Die Gemeinde Regensdorf uebernahm bis Juni 2023 die Restfinanzierung der Pflegekosten fuer A., die im Zentrum B. der Stadt Zuerich betreut wurde. Ab Juli 2023 lehnte sie weitere Zahlungen ab, worauf die Stadt Zuerich sie zur Erlaessung einer Verfuegung aufforderte. Das Sozialversicherungsgericht des Kantons Zuerich hob die Nichteintretensverfuegung auf und wies die Sache zur materiellen Entscheidung an Regensdorf zurueck, gegen das Urteil wurde beim Bundesgericht Beschwerde gefuehrt.

Erwägungen

Das Bundesgericht pruefte seine Zustaendigkeit, die Beschwerdelegitimation sowie die Anfechtbarkeit eines Zwischenentscheids nach Art.93 BGG. Es bestaetigte die Anwendung von Art.56 ff.
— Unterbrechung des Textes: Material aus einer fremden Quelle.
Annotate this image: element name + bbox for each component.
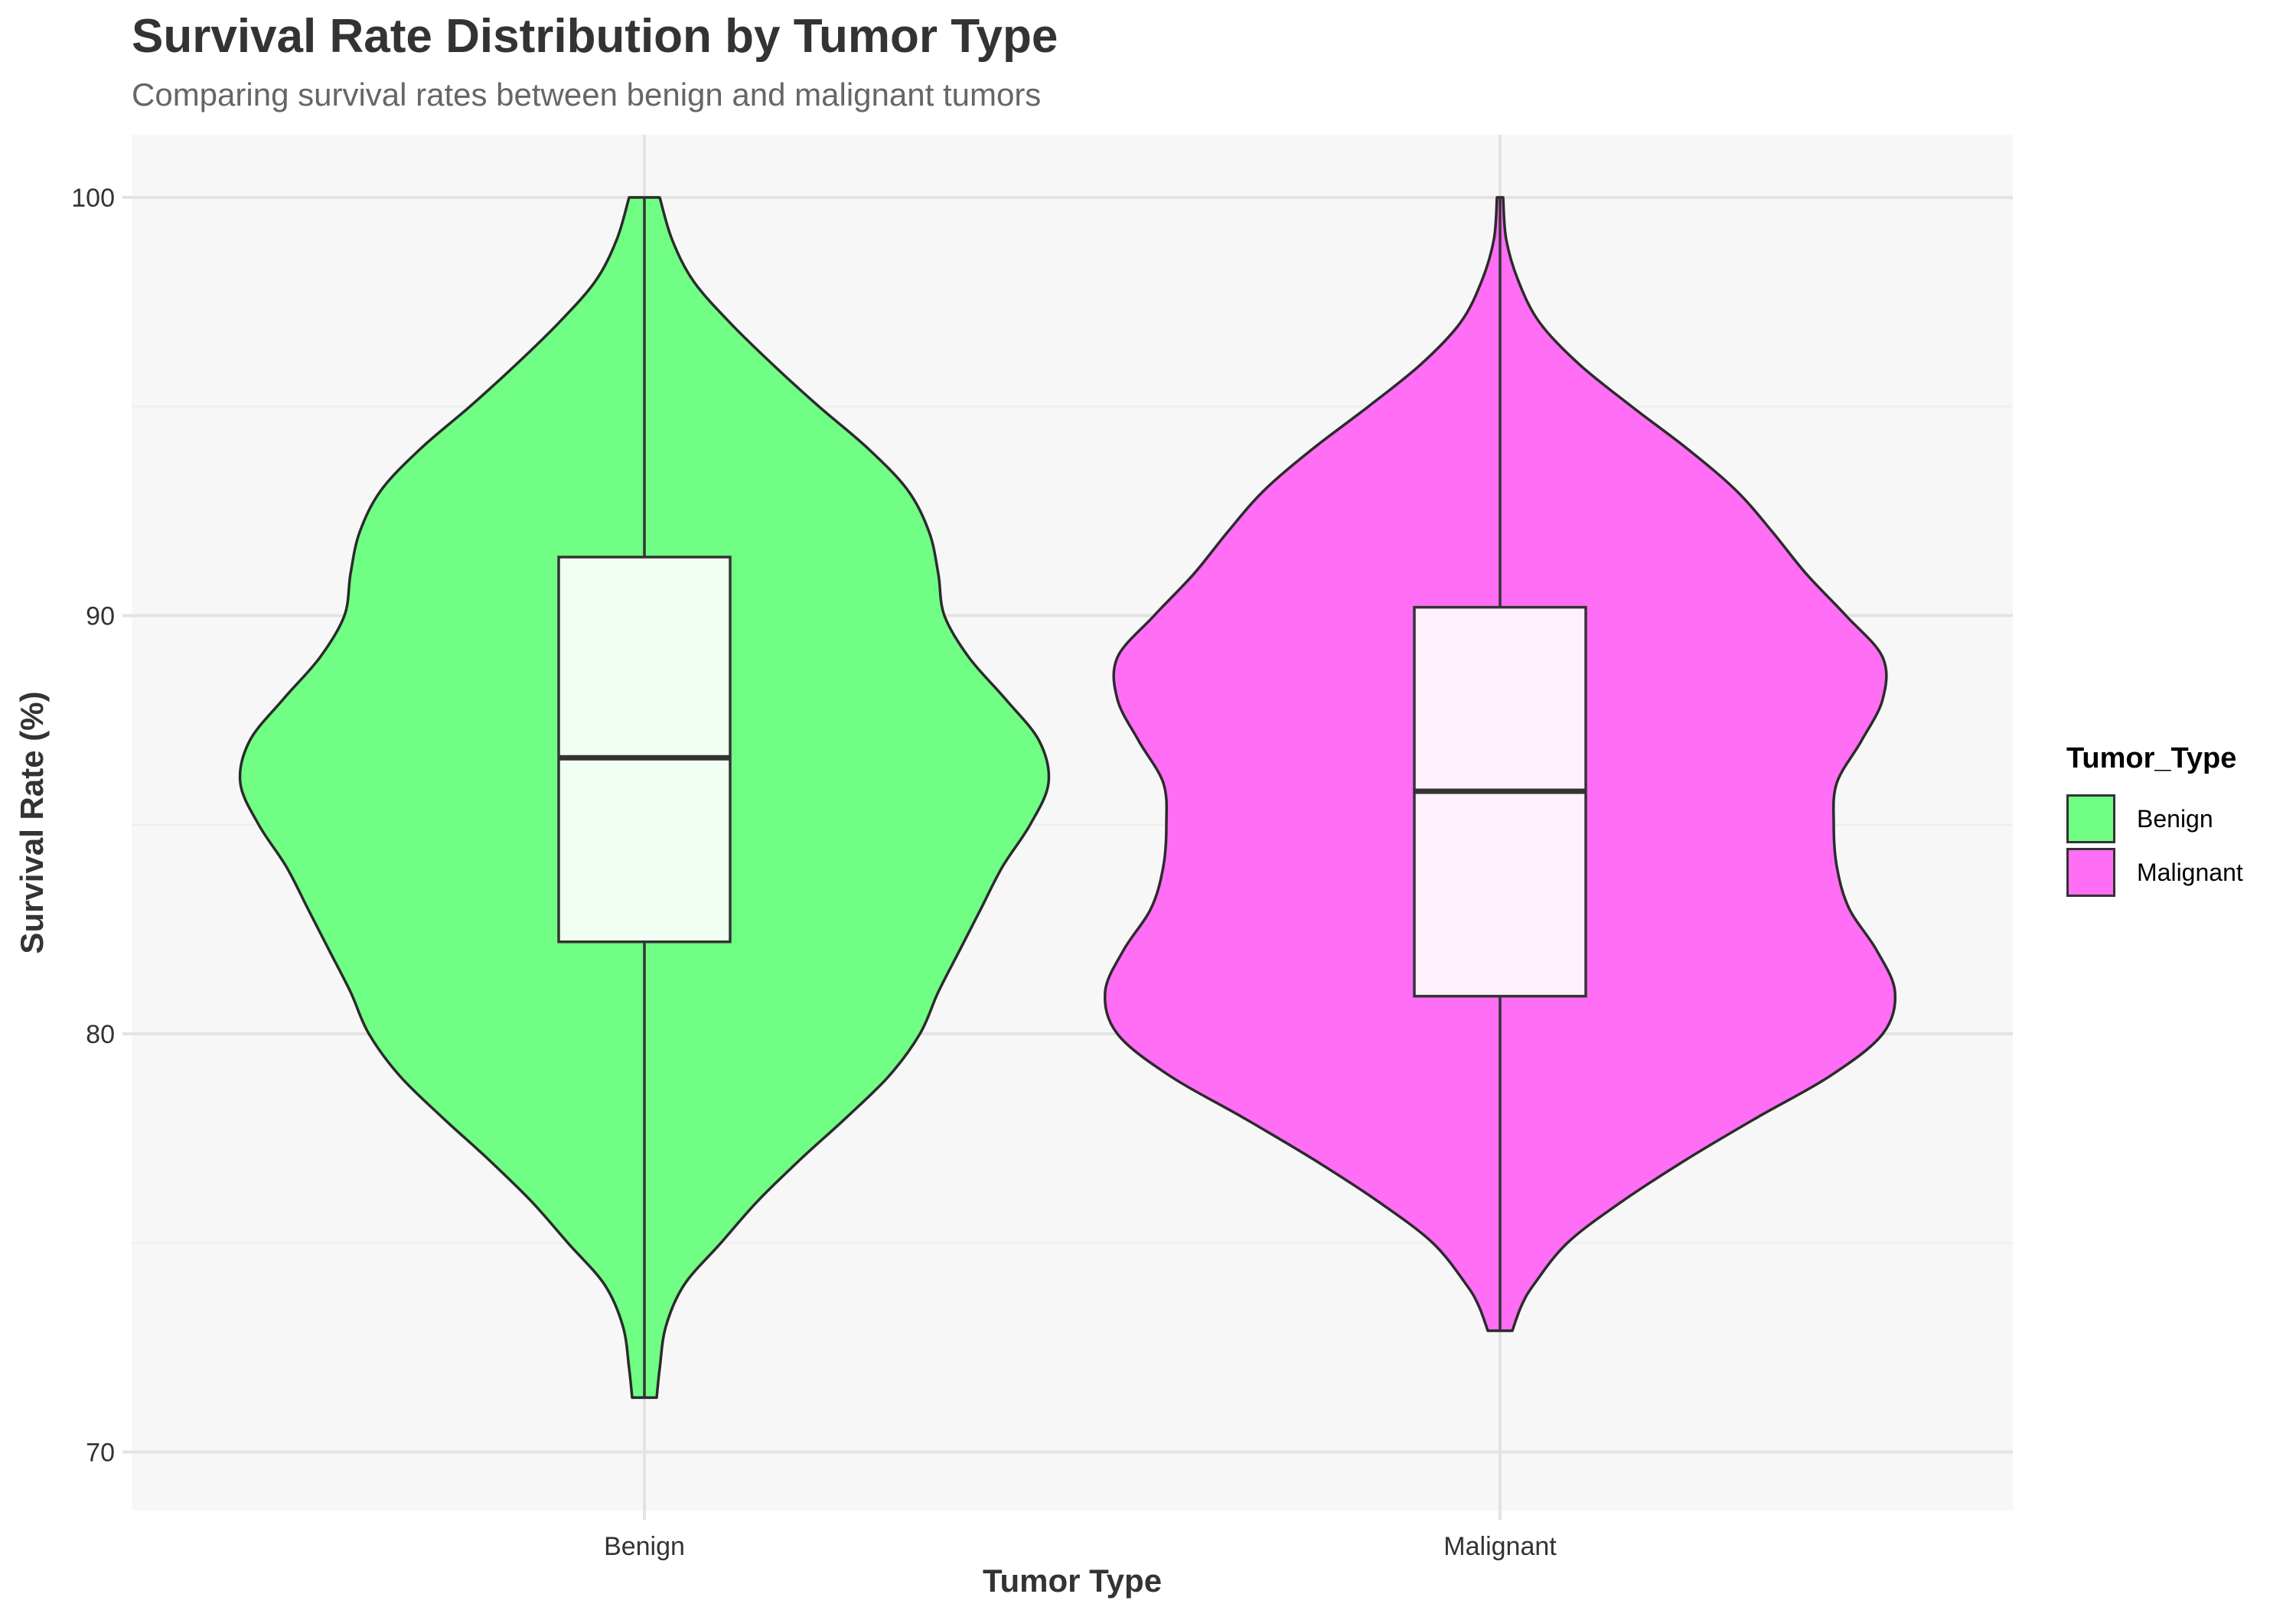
legend-item-malignant: Malignant <box>2066 846 2243 899</box>
box-malignant <box>1413 605 1587 998</box>
legend-label-malignant: Malignant <box>2137 858 2243 886</box>
axes: 70 80 90 100 Benign Malignant <box>71 184 1557 1561</box>
y-tick-label: 90 <box>86 601 115 631</box>
boxplots <box>557 197 1587 1398</box>
x-axis-title: Tumor Type <box>983 1563 1162 1599</box>
y-tick-label: 70 <box>86 1438 115 1467</box>
x-tick-label-malignant: Malignant <box>1443 1532 1557 1561</box>
x-tick-label-benign: Benign <box>604 1532 685 1561</box>
legend-swatch-malignant <box>2066 848 2115 897</box>
legend: Tumor_Type Benign Malignant <box>2066 742 2243 899</box>
legend-title: Tumor_Type <box>2066 742 2237 774</box>
legend-swatch-benign <box>2066 794 2115 843</box>
chart-title: Survival Rate Distribution by Tumor Type <box>132 10 1058 63</box>
chart-subtitle: Comparing survival rates between benign … <box>132 77 1042 112</box>
box-benign <box>557 556 732 944</box>
y-tick-label: 80 <box>86 1020 115 1049</box>
legend-label-benign: Benign <box>2137 804 2213 833</box>
legend-item-benign: Benign <box>2066 792 2243 846</box>
y-axis-title: Survival Rate (%) <box>14 691 50 953</box>
y-tick-label: 100 <box>71 184 115 213</box>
ATSG auf Streitigkeiten um die Restfinanzierung von Pflegekosten nach Art.25a KVG und die Zustaendigkeit des Zuercher Sozialversicherungsgerichts. Da keine Bundesrechtsverletzung vorlag, sah es keinen Grund zur Aufhebung des vorinstanzlichen Entscheids.

Entscheid

Die Beschwerde wird abgewiesen.

Diese Zusammenfassung wurde mit künstlicher Intelligenz erstellt und redaktionell durch Qualitätskriterien abgesichert. Sie ersetzt keine Lektüre des Originalentscheids. Massgeblich ist ausschliesslich die amtliche Quelle.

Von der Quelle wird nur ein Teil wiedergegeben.